4 thoughts on “Guest Post: The Keys to the Success of Transnational Investigative Journalism

  1. Pingback: The Keys to the Success of Transnational Investigative Journalism | Centre for the Study of Corruption

  2. Your second point about curbing national restrictions on media is a great one! It seems that in both Malaysia and Nigeria at the moment, local journalists have ben targeted for their investigate journalism.

    However, in order for stories published by foreign media to trigger investigations and remedies within the country itself, local actors need to get involved (which may be as simple as members of the public sharing and talking about the issue, and demanding an answer from their governments).

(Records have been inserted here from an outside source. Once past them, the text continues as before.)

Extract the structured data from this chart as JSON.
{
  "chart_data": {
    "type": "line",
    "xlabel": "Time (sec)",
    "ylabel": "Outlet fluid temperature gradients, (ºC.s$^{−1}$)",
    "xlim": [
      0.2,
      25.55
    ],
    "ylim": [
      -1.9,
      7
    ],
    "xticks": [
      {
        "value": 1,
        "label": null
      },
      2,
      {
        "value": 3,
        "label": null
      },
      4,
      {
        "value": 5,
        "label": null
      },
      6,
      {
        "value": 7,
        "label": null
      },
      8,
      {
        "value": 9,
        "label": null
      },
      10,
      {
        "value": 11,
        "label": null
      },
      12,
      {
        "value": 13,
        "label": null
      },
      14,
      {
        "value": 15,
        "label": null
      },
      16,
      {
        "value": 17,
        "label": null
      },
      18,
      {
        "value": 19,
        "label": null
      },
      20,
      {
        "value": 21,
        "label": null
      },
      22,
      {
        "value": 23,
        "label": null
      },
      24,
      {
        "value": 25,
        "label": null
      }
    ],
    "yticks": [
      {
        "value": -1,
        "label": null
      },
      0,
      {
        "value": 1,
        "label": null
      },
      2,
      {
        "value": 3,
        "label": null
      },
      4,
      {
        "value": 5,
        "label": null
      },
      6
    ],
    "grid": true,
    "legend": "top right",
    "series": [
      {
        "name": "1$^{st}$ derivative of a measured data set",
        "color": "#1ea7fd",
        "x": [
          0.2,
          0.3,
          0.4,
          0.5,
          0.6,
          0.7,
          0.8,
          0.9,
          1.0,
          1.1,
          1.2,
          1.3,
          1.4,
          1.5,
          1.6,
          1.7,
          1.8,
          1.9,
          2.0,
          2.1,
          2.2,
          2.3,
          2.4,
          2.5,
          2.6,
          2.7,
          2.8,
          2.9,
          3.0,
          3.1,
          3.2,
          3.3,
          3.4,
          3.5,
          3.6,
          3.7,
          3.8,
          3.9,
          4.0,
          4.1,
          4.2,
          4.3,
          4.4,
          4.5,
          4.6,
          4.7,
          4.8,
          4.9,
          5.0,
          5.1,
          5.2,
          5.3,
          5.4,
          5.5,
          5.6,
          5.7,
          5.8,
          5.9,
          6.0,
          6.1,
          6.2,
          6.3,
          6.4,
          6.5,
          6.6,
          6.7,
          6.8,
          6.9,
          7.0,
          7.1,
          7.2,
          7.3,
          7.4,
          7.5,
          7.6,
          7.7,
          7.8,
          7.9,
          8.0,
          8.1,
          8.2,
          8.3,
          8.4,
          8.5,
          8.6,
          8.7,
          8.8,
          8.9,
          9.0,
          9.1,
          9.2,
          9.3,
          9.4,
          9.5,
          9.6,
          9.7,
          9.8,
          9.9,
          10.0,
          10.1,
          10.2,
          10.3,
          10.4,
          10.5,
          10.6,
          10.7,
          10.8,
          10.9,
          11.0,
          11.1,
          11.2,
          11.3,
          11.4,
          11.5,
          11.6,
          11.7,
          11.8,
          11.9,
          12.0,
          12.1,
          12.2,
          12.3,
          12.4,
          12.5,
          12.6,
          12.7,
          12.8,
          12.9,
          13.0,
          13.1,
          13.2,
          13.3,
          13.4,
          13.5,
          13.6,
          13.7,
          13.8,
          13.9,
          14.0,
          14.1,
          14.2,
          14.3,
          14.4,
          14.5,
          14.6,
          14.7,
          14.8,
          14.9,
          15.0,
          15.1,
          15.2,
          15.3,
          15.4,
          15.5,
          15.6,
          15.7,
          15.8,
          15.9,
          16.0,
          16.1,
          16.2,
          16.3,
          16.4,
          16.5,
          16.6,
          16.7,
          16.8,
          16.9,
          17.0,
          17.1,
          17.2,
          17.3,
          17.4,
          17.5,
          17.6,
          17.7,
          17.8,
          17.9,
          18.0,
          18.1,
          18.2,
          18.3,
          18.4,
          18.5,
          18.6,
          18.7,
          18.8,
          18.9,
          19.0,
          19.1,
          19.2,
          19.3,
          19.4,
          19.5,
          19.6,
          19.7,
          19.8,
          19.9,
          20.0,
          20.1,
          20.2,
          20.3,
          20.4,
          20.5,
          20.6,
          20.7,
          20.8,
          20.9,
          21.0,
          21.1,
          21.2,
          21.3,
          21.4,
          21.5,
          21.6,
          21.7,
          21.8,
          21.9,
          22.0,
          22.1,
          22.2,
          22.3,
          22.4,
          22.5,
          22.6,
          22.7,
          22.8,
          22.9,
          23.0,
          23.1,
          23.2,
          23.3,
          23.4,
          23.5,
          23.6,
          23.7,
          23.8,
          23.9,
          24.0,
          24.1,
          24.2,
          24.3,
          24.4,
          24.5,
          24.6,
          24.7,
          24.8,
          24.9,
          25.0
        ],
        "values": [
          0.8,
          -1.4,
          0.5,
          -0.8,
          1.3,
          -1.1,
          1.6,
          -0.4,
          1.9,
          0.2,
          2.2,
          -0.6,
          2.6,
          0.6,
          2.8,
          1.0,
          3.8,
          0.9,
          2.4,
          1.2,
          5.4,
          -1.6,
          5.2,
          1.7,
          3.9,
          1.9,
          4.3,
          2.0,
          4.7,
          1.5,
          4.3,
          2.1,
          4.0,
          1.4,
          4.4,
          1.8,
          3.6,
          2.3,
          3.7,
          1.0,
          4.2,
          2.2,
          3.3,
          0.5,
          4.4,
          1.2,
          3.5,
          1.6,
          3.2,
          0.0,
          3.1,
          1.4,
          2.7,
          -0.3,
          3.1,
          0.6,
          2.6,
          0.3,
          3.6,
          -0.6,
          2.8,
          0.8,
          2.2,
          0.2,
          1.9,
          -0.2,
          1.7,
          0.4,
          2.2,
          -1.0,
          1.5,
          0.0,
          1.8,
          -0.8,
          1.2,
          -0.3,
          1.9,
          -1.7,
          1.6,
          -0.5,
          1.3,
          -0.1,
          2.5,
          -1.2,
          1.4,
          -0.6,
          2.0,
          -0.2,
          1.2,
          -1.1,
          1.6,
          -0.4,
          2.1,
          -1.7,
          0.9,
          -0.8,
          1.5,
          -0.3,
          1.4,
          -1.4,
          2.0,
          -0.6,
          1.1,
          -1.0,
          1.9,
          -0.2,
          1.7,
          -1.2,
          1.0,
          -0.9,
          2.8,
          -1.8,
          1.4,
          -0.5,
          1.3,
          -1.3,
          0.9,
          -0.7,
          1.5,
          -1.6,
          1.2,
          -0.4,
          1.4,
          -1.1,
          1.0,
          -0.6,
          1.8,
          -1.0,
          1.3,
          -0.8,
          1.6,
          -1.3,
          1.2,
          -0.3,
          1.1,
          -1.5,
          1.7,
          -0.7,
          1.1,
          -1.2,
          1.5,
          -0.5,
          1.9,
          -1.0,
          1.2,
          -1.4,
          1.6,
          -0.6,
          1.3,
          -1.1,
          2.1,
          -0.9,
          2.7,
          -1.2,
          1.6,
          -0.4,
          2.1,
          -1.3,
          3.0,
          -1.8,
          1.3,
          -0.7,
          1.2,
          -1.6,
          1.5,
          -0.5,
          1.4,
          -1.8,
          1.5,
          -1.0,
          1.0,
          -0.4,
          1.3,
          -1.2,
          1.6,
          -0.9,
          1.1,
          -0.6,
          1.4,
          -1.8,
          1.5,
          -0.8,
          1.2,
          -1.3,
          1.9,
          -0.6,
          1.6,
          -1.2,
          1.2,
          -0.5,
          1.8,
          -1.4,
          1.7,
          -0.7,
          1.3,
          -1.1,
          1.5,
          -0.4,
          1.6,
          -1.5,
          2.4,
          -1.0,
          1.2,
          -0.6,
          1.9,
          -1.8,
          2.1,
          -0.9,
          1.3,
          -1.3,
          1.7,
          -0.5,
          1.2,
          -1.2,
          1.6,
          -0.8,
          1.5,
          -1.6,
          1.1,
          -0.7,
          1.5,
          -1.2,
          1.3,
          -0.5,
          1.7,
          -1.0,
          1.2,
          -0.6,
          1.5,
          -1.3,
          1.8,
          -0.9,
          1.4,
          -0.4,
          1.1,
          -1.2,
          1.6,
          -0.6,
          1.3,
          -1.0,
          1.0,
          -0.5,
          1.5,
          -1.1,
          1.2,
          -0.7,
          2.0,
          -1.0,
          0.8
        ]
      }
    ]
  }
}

    Some countries’ fake news and secrecy laws may get in the way of such local actor involvement. Singapore’s fake news act, for example, has been used to prosecute a Singaporean Facebook user who shared a Malaysian blog post that made allegations about Singapore’s prison policies. So, the insulation that transnational journalism provides is a great plus, but laws curbing media freedom still pose problems further down the line when local actors seek to address the alleged corruption.

    • *Correction: The Singaporean Act was used to prosecute a Singaporean independent news website that made reference to a Malaysian blog post that made allegations about Singapore’s prison policies – demonstrating the effect that media restrictions may have on local actors seeking to make use of foreign journalism.

      • *Sorry for a further clarification, though my point still stands (WordPress really needs an Edit Comment function!): The Singaporean action wasn’t a prosecution, but an order to the news website to post a “correction notice” regarding the impugned Malaysian article.